Structure of the Data container#
There is a specific class that the clustering module of DRIVE creates. This class is called “Data” and is passed to each plugin (see code block below). This class has no methods. The following section will describe the class attributes so the user understands what information each plugin can access by default.
@dataclass
class Data:
"""main class to hold the data from the network analysis and the different pvalues"""
networks: List[Network_Interface]
output_path: Path
carriers: Dict[str, Dict[str, List[str]]]
phenotype_descriptions: Dict[str, Dict[str, str]]
Changing the Data class attributes
The attributes described in this section are what DRIVE comes with by default. Users can add additional attributes through custom plugins. The advantages/disadvantages of customizing the class attributes will be discussed in further detail in a future section on creating custom plugins.
Data class attributes:#
networks: This is a list of all the networks identified by the DRIVE clustering analysis. This list consists of Network objects that are shown by the code block below. These objects have information about the individuals in the cluster, the haplotypes in the cluster, and the size of the cluster. The Network class has attributes for pvalues, and min_pvalue_str but these values are empty until they are calculated by the “pvalues” plugin.
@dataclass
class Network:
clst_id: float
true_positive_count: int
true_positive_percent: float
false_negative_edges: List[int]
false_negative_count: int
members: Union[Set[int], Set[str]]
haplotypes: Union[List[int], List[str]]
min_pvalue_str: str = ""
pvalues: Dict[str, Dict[str, Any]] = field(default_factory=dict)
def print_members_list(self) -> str:
"""Returns a string that has all of the members ids separated by space
Returns
-------
str
returns a string where the members list attribute
is formatted as a string for the output file. Individuals strings are joined by comma.
"""
return ", ".join(list(map(str, self.members)))

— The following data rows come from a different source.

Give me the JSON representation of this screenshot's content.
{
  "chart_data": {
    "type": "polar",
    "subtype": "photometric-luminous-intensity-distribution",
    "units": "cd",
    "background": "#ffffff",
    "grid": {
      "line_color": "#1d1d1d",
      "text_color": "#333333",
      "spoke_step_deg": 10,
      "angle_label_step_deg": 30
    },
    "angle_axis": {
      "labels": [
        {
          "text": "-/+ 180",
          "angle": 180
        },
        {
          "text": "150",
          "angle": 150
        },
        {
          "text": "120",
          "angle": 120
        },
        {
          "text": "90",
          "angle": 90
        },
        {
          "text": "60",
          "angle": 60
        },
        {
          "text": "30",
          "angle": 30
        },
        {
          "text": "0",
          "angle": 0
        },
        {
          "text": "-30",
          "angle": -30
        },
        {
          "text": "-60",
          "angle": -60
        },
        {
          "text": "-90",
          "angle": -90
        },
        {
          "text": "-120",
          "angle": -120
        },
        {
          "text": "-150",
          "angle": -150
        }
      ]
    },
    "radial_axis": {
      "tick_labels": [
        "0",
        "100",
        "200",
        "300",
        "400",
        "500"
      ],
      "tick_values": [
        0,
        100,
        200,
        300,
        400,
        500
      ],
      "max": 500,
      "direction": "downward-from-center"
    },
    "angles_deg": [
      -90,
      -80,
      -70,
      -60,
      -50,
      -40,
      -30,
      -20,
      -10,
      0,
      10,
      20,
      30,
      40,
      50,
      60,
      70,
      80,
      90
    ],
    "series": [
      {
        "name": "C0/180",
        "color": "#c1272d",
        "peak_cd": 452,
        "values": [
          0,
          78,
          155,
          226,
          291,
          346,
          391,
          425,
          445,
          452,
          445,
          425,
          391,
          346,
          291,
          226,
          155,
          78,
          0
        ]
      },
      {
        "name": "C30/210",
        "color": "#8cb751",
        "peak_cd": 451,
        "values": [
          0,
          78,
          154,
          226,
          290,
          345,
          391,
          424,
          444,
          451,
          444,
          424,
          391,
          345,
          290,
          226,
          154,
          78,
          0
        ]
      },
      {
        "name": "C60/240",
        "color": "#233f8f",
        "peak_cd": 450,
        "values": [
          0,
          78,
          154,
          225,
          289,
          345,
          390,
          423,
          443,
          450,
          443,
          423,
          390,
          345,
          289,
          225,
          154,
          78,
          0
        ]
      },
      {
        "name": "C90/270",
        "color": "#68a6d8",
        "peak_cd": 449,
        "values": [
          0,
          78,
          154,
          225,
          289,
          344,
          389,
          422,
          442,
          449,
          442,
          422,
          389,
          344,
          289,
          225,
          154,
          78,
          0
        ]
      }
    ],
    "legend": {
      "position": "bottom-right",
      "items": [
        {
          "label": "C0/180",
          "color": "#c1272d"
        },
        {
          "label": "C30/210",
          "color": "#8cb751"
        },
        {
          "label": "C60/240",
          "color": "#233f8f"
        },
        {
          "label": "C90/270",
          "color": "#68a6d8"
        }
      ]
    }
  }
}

def __lt__(self, comp_class: T) -> bool:
"""Override the less than method so that objects can be sorted in
ascending numeric order based on cluster id.
Parameters
----------
comp_class : Network
Network object to compare.
Returns
-------
bool
returns true if the self cluster id is less than the
comp_class cluster id.
"""
return self.clst_id < comp_class.clst_id
output: This attribute is a path object that describes where to write the drive output to. This path will have a file prefix that drive appends a suffix to when it writes to a file. If you wish to get the parent directory you can just use
network_obj.output.parent.carriers: This attribute is a dictionary of dictionaries that tells who cases, controls, and exclusions are for each phenotype. The outer key is the phenotype id. The inner dictionary has 3 keys: “cases”, “controls”, “excluded”. The values for each of these keys are a list that contains the individual ids for each case, control, or excluded individual, respectively.
phenotype_descriptions: This attribute is another dictionary of dictionaries that has a description of each phenotype. The outer key is the phenotype id. The inner key is the string phenotype and has the phenotype description as a value.